Jesus sums up these slim pickins with a wonderful figure of speech that seems timeless and universal. Last Sunday’s Gospel ended with some seriously disadvantaged pig farmers. Just verses later, Jesus turns to farm life for this sharp little proverb: “No one who puts a hand to the plow and looks back is fit for the kingdom of God.”
It takes just a little imagination to figure out what he means. Take your eyes off your target, and you’ll miss the mark. Look back over your shoulder to see how you’re doing, and instantly you’ll veer off course. Watch where you’re going, or you’ll go where you’re watching.
It’s tempting to look and see if the guidance you need, the encouragement you lack, the satisfaction you long for, can be felt by checking out where you’ve already been, what you’ve already done. But in cultivating the Kingdom of God, there is no sitting on one’s laurels, and no room for being preoccupied with the past. What a lesson there is here for the Church! Aren’t we trained to look back, to be consistent with tradition, true to the past? Yes, but… it’s all to train us to recognize God’s presence now, to respond to God’s new work of creation in Jesus Christ in the present. To be vigilant, to participate, to be load-bearers and so to be free.
Catch all these images of attention. Elisha refusing to blink lest he miss the moment. The psalmist remembering to keep looking for the works of the LORD. St. Paul standing firm, guided by the Spirit. Jesus setting his face to Jerusalem, no turning back, no turning back.
“Keep your eye on the prize”, the phrase (it’s a song title, based on a spiritual) that captured the spirit of the civil rights movement, catches the theme of these readings.

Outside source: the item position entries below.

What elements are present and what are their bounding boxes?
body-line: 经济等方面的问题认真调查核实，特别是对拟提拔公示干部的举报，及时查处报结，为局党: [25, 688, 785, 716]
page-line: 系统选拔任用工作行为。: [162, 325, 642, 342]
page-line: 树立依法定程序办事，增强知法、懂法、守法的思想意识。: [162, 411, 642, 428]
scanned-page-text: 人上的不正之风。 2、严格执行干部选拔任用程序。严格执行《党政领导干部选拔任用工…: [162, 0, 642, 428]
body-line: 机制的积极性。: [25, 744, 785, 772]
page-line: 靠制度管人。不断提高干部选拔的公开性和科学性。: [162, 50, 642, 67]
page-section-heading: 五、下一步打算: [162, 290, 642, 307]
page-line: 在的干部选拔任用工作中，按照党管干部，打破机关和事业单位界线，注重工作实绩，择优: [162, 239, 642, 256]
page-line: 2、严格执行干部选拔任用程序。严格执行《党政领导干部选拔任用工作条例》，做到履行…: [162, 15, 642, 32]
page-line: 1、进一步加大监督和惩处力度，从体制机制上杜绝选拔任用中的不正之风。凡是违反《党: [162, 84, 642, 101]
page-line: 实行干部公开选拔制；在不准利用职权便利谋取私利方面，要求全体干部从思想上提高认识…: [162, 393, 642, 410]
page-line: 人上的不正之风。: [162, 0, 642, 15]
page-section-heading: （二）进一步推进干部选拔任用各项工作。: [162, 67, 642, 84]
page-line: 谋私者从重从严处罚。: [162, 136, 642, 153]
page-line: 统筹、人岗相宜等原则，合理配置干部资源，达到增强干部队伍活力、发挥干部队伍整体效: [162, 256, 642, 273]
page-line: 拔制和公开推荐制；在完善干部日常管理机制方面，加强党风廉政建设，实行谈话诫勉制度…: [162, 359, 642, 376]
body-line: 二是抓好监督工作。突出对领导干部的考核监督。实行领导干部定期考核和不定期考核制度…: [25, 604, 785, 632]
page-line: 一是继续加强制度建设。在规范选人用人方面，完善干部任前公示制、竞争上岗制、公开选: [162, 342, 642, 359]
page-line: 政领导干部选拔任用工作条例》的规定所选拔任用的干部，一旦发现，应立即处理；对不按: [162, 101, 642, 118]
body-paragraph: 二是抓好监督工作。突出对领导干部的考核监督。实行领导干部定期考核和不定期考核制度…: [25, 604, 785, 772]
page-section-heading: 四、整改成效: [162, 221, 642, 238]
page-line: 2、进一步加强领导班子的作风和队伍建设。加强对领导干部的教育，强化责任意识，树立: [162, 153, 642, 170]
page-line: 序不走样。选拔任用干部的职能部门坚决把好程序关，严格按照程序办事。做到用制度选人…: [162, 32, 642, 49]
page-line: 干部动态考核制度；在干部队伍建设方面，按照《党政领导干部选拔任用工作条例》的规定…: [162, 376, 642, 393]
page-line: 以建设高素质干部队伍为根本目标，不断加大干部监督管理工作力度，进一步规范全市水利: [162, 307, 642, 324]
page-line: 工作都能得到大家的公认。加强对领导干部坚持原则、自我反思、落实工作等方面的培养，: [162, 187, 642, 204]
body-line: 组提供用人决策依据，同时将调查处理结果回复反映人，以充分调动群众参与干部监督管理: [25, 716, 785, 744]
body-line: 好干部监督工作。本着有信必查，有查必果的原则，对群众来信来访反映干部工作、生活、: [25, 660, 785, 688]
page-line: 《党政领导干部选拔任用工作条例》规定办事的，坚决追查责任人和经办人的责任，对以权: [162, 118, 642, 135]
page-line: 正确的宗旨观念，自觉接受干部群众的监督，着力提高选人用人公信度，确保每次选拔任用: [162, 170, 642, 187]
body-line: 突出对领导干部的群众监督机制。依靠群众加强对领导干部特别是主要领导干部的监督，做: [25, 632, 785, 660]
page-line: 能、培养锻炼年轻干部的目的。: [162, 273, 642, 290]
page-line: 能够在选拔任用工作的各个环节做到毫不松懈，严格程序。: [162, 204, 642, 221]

In our national life, there has been gratifying cause, this past week, to rejoice at how freedom can be furthered when we do keep our eyes on the prize. And there has been sobering cause, this week, to recognize how vulnerable progress can be—and how so much depends on what people are paying attention to.
The prize may be that perfect unity that we mean by heaven. The prize may be a specific practical achievement of social justice on earth. We need clear vision of it to train our attention on the love that helps get us there, the grace that is given us, and the vigilant commitments required of us.